Oregon House Passes Foreclosure Mediation Expansion Bill
In an effort to remediate the state’s excessive number of foreclosures following the housing market collapse of 2008, the Oregon House has passed an expansion of its current foreclosure mediation program that has run into several legal snags along its way. The legislation has already been passed by the Oregon Senate but became stalled in the House. Passing with a 45-12 vote, the bill is now heading to Governor John Kitzhaber’s office to be signed into law. Governor Kitzhaber has already stated publically that he fully supports the expansion bill.

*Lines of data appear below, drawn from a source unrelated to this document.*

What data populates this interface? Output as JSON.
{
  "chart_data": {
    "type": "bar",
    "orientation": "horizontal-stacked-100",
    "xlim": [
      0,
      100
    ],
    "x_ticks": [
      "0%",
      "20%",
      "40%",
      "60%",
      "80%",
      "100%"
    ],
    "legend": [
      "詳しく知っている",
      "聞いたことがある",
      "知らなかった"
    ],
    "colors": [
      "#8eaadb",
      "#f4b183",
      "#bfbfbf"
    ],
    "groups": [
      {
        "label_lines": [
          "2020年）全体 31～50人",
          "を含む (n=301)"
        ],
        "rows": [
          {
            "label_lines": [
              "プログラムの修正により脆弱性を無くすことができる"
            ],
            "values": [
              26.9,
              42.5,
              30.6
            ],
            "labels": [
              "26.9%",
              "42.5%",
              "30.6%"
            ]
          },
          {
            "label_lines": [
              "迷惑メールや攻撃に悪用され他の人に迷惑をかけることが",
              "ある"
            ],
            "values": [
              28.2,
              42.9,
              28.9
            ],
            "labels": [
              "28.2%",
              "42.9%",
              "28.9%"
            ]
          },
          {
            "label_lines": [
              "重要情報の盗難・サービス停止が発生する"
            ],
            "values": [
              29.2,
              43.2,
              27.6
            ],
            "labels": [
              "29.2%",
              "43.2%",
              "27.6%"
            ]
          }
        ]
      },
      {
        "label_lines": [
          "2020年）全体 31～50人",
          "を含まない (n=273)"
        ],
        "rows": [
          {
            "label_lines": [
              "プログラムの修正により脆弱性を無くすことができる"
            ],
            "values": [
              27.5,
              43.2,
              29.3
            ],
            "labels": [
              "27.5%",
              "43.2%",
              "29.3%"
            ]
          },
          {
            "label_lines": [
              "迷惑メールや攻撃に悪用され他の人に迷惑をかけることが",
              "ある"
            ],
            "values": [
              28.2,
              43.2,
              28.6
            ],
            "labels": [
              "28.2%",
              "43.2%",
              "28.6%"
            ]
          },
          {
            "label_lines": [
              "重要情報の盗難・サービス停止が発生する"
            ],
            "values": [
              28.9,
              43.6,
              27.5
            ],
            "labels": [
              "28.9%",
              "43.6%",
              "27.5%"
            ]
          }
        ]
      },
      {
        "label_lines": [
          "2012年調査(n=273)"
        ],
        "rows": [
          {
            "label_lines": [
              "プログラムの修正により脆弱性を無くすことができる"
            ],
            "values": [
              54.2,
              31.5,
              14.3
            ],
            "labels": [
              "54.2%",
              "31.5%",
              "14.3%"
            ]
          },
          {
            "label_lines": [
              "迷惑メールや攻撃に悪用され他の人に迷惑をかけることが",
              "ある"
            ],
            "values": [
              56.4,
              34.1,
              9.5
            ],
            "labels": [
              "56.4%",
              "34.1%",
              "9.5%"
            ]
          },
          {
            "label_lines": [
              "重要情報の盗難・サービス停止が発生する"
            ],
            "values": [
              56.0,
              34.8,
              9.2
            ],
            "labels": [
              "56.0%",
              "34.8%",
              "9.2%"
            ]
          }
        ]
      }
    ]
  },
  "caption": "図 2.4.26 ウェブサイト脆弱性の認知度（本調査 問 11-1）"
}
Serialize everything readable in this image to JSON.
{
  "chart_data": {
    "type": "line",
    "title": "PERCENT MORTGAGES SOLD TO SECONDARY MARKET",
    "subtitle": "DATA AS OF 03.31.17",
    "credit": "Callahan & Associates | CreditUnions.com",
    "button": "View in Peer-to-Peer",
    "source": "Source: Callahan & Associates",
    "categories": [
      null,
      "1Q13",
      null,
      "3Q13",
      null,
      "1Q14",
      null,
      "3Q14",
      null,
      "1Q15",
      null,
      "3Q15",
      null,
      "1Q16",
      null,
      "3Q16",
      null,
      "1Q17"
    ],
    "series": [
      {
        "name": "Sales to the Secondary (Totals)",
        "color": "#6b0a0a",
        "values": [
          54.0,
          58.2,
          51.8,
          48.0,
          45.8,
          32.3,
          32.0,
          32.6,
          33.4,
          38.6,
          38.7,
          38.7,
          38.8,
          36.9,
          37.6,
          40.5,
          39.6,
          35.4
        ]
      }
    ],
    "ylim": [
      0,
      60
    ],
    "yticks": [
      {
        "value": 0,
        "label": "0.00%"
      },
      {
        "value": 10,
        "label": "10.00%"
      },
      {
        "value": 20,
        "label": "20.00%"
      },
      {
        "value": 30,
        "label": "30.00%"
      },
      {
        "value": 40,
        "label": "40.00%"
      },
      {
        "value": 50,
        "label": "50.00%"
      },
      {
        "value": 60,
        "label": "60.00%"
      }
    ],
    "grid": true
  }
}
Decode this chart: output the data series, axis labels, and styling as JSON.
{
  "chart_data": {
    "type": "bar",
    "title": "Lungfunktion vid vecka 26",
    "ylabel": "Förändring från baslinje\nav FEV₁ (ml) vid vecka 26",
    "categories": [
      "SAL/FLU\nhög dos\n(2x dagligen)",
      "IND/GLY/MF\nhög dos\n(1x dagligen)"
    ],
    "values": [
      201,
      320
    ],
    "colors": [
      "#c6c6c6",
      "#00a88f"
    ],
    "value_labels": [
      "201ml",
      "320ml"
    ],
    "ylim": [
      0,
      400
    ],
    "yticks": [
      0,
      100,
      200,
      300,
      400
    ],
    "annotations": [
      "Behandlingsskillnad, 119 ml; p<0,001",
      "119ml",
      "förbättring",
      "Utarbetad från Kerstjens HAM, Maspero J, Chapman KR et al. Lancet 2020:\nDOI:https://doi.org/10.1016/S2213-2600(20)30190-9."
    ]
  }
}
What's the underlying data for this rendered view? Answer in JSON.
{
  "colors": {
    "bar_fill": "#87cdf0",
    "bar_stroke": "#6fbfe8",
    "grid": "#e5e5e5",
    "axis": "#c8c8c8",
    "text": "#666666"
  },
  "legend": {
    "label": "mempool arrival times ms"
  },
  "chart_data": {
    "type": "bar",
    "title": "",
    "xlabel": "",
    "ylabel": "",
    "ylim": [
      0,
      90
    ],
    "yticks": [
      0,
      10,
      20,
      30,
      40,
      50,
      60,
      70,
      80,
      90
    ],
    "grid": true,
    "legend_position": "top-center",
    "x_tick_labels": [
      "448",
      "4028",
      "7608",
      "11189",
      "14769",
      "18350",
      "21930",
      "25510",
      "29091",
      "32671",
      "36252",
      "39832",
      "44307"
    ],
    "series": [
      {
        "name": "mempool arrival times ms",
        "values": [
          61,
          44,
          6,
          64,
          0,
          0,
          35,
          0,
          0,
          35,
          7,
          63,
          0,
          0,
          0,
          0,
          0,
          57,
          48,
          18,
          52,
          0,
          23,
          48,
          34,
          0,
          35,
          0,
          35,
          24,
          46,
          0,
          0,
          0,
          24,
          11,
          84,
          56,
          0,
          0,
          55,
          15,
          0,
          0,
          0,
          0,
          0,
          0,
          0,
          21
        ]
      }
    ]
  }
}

While the bill was approved last year by the state’s legislature, the approved expansion had been stalled until recently. According to Senate Bill 558A, the foreclosure mediation program would widely apply to all of the state’s intended foreclosures that are filed in the courts. Before the expansion, while a majority of the state’s foreclosures and foreclosure negotiations between lenders and homeowners occurred outside the court system, some mediation proceedings had to be shifted back to the courts due to the failure on behalf of lenders to provide adequate documentation.
Upon learning of the vast numbers of mediation cases in which lenders could not provide the proper documentation, the Oregon Court of Appeals ruled that any foreclosure without proper documentation must be handled by the courts rather than through foreclosure mediation. This ruling is what sent so many foreclosure mediation proceedings back to court documents, despite the state’s legislated foreclosure mediation program. This most recent expansion is aimed at pulling those cases back into mediation—with or without the required documentation.